Hasselbeck was signed by the Tennessee Titans, once the lockout ended, to mentor first-round pick Jake Locker and play until the rookie is ready for the starting job.
Now Hasselbeck has exceeded all expectations, throwing for 1,152 yards in his first four games as a Titan despite being unable to work in the offseason with offensive coordinator Chris Palmer or his receivers. His best receiver, Kenny Britt, was lost in the third game to a season-ending knee injury.
Hasselbeck’s production has been so impressive, in fact, that the Titans are on pace for their most passing yards in a season since the heyday of the run and shoot with Warren Moon, when the Houston Oilers averaged 288 yards per game passing during the 1991 season. Hasselbeck’s is matching that team’s 288 yards per game through the first quarter of the season.
The Titans hadn’t even thrown for 200 yards in a game since 2009, and with Vince Young and Kerry Collins taking turns at the controls, Tennessee passed for an average of 194.2 yards per game last season.
Though it is always tough to project how an offense will do for an entire season, Hasselbeck is on pace for the first 4,000-yard passing season of his 13-year NFL career. His current 104.7 passer rating, if maintained, would be the highest of his career. His highest passer rating in the past three seasons was 75.1.
All this seems to indicate the Titans have finally caught up to the rest of the NFL in using the passing game as the driving force of their offense.
Under Palmer, Hasselbeck and coach Mike Munchak, the days of three yards and a cloud of field goals might finally be gone.
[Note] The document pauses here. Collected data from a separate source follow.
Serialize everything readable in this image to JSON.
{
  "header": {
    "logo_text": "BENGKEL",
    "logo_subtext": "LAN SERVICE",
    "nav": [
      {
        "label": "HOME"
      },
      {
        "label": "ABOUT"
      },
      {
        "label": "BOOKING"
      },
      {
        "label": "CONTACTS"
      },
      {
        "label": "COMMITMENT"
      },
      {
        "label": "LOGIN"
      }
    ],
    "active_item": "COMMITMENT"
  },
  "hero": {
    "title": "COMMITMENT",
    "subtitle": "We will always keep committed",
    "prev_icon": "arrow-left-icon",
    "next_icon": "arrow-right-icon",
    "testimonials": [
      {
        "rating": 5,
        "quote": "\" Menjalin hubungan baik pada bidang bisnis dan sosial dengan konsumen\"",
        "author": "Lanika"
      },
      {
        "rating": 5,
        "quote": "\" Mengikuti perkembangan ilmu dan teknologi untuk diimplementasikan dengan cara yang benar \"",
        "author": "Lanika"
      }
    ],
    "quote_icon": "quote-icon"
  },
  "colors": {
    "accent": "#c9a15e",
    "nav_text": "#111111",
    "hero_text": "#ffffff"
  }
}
That’s not to say that the Titans wouldn’t take a 175-yard rushing day from Chris Johnson. They would welcome it. But the truth is, the way things have gone thus far in 2011, they are much more likely to get a 300-yard passing game than have a big day running the football.
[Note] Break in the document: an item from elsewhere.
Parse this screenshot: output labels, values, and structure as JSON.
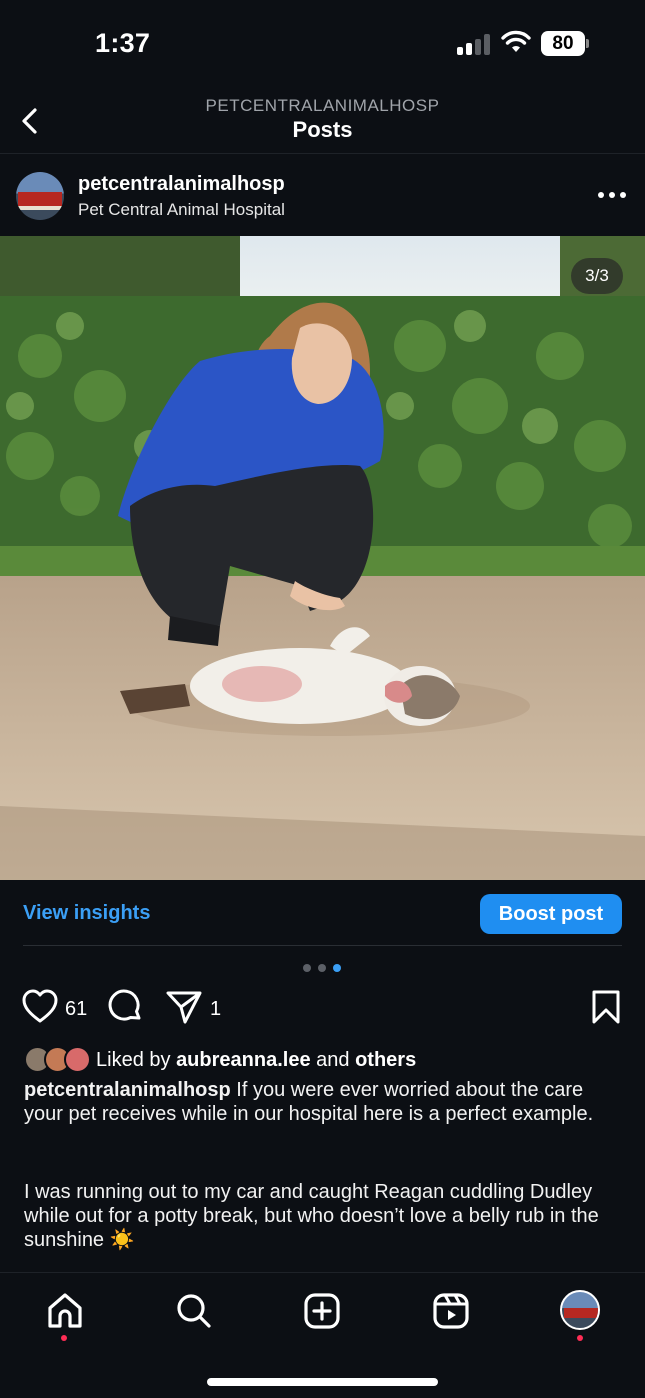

Munchak, for one, says he is not surprised that Hasselbeck has done what he has done thus far. In Seattle, he often operated behind a suspect offensive line, but is playing behind a veteran group with the Titans as he has only been sacked four times this far.
“I’m not really surprised. We brought him here thinking that he was going to be a difference maker. That was our thinking behind it from the beginning and hoping that he would be,” Munchak says.
“Watching the film I watched last year of him playing, I thought ‘Man, this guy is playing well,’ and he won some big games, and he is doing the things for us that we hoped he would.”
For a Titans team that was in shambles before the lockout, it is amazing to consider how quickly the passing game has come together.
“You never know how fast things are going to come together when you bring all different guys together that have never worked together and new coaches, but having a guy like him has made the process a lot easier for us,” Munchak says.
Hasselbeck is showing the savvy of a veteran and putting on display all the things he learned over the years, beginning with time in Green Bay under Mike Holmgren and backing up Brett Favre. Hasselbeck says he cherishes that time, soaking in all he could as a young quarterback.
“I always felt like when I got drafted to the Green Bay Packers in ‘98, and Ron Wolf was there (as GM), and Mike Holmgren was the head coach, and Andy Reid was there as the quarterbacks coach, it felt like the Harvard Business School for a young quarterback,” Hasselbeck says.
“They were paying me to be on their practice squad, but I really felt like I should have been paying them.”
Those years of learning are paying off for Hasselbeck and the Titans, as the offense that has shown the ability to be more explosive than in any of the past five to six years.
“As for offense, I think we have done a good job all year,” Hasselbeck says. “There are things that we do well and things we need to work on, but big plays and explosive gains are something that we have done well.”
Terry McCormick covers the Titans for TitanInsider.com and is the AFC blogger for National Football Post.